The weldability is usually evaluated by an available secondary current range in welding, that is, the wider the secondary current range in welding, the better the weldability. On determining the available secondary current range in welding, the upper limit corresponds to the welding conditions in which some defect such as splashing is found and the lower limit corresponds to the welding conditions in which the breakage occurs in the welded part by the tearing test. However, the weldability is usually evaluated by a simple method of electric contact resistance measurement, which has an apparent correlation to the available secondary current range in welding, because a large number of samples are necessary in order to determine the available secondary current range in welding.
Namely, the lower the electric contact resistance, the wider the available secondary current range in welding.
Although the electric contact resistance has an apparent correlation to the available secondary current range in welding for tin free steels having almost the same morphology of metallic chromium, this correlation is not recognized for tin free steels having the different morphology of metallic chromium.
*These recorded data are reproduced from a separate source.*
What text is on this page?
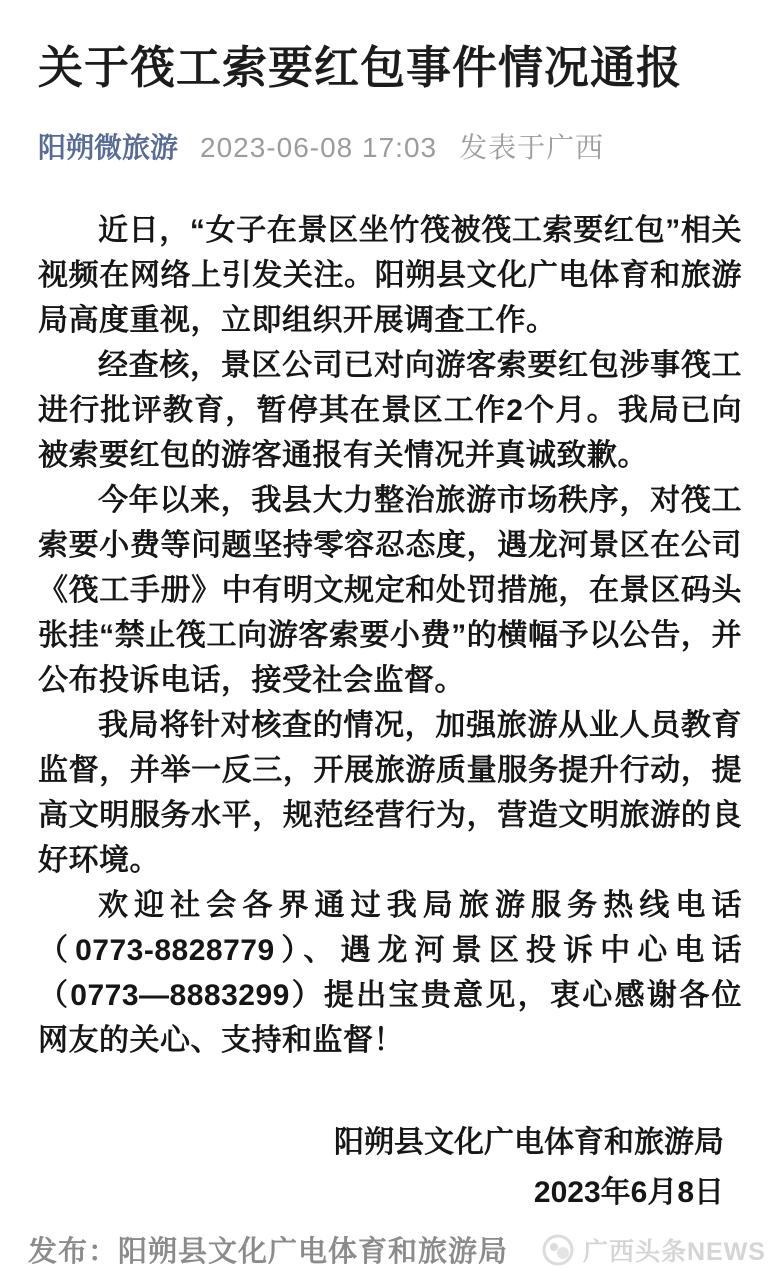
关于筏工索要红包事件情况通报
阳朔微旅游 2023-06-08 17:03 发表于广西

近日，“女子在景区坐竹筏被筏工索要红包”相关视频在网络上引发关注。阳朔县文化广电体育和旅游局高度重视，立即组织开展调查工作。

经查核，景区公司已对向游客索要红包涉事筏工进行批评教育，暂停其在景区工作2个月。我局已向被索要红包的游客通报有关情况并真诚致歉。

今年以来，我县大力整治旅游市场秩序，对筏工索要小费等问题坚持零容忍态度，遇龙河景区在公司《筏工手册》中有明文规定和处罚措施，在景区码头张挂“禁止筏工向游客索要小费”的横幅予以公告，并公布投诉电话，接受社会监督。

我局将针对核查的情况，加强旅游从业人员教育监督，并举一反三，开展旅游质量服务提升行动，提高文明服务水平，规范经营行为，营造文明旅游的良好环境。

欢迎社会各界通过我局旅游服务热线电话（0773-8828779）、遇龙河景区投诉中心电话（0773—8883299）提出宝贵意见，衷心感谢各位网友的关心、支持和监督！

阳朔县文化广电体育和旅游局
2023年6月8日
发布：阳朔县文化广电体育和旅游局	广西头条NEWS
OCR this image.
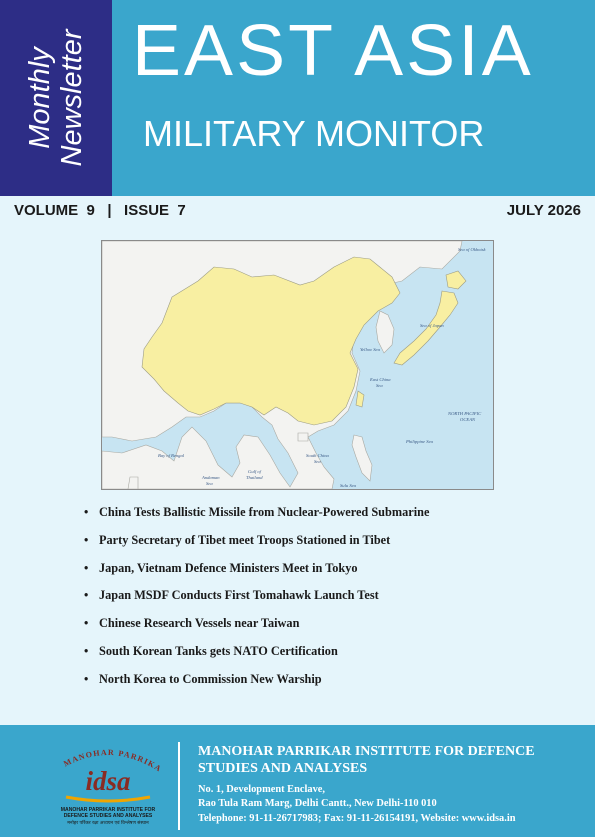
Monthly Newsletter EAST ASIA
MILITARY MONITOR
VOLUME  9   |   ISSUE  7	JULY 2026
Sea of Okhotsk
Sea of Japan
Yellow Sea
East China
Sea
NORTH PACIFIC
OCEAN
Philippine Sea
Bay of Bengal	South China
Sea
Andaman
Sea
Gulf of
Thailand
Sulu Sea
• China Tests Ballistic Missile from Nuclear-Powered Submarine
• Party Secretary of Tibet meet Troops Stationed in Tibet
• Japan, Vietnam Defence Ministers Meet in Tokyo
• Japan MSDF Conducts First Tomahawk Launch Test
• Chinese Research Vessels near Taiwan
• South Korean Tanks gets NATO Certification
• North Korea to Commission New Warship
MANOHAR PARRIKA
idsa
MANOHAR PARRIKAR INSTITUTE FOR
DEFENCE STUDIES AND ANALYSES
मनोहर पर्रिकर रक्षा अध्ययन एवं विश्लेषण संस्थान
MANOHAR PARRIKAR INSTITUTE FOR DEFENCE
STUDIES AND ANALYSES
No. 1, Development Enclave,
Rao Tula Ram Marg, Delhi Cantt., New Delhi-110 010
Telephone: 91-11-26717983; Fax: 91-11-26154191, Website: www.idsa.in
For example, in the case of a tin free steel having granularly deposited metallic chromium obtained by Sho 63-186894, the available secondary current range in welding is narrow in spite of the low electric contact resistance.
Therefore, the weldability of tin free steel is not evaluated by only the electric contact resistance, although the electric contact resistance is used as the index of the evaluation of the weldability for tin free steels having almost the same morphology of metallic chromium.
In general, there are two well-known types of method for producing an ordinary tin free steel. The first type is a one-step method in which metallic chromium and hydrated chromium oxide are formed in one operation by using one electrolyte composition. The second type is a two-step method in which metallic chromium is formed first by using one electrolyte composition as a chromium plating solution, and then hydrated chromium oxide is formed on the metallic chromium layer by using another electrolyte composition. In both types of processes, a chromic acid electrolyte with a fluoride compound (fluoride bath), with a sulfate compound (sulfate bath) or with both additives (mixed bath) are usually used. It has been known in the report by K. Yoshida et al. (Kinzoku Hyomen Gijutsu, vol. 30, No. 7, 1979, page 338) that the film in the ordinary tin free steel produced by the methods described above is constructed of three layers consisting of a bottom layer of metallic chromium, a middle layer of insoluble hydrated chromium oxide which is mainly equivalent to chromium oxide and an upper layer of soluble hydrated chromium oxide. Namely, the hydrated chromium oxide is constructed by two layers having different structures.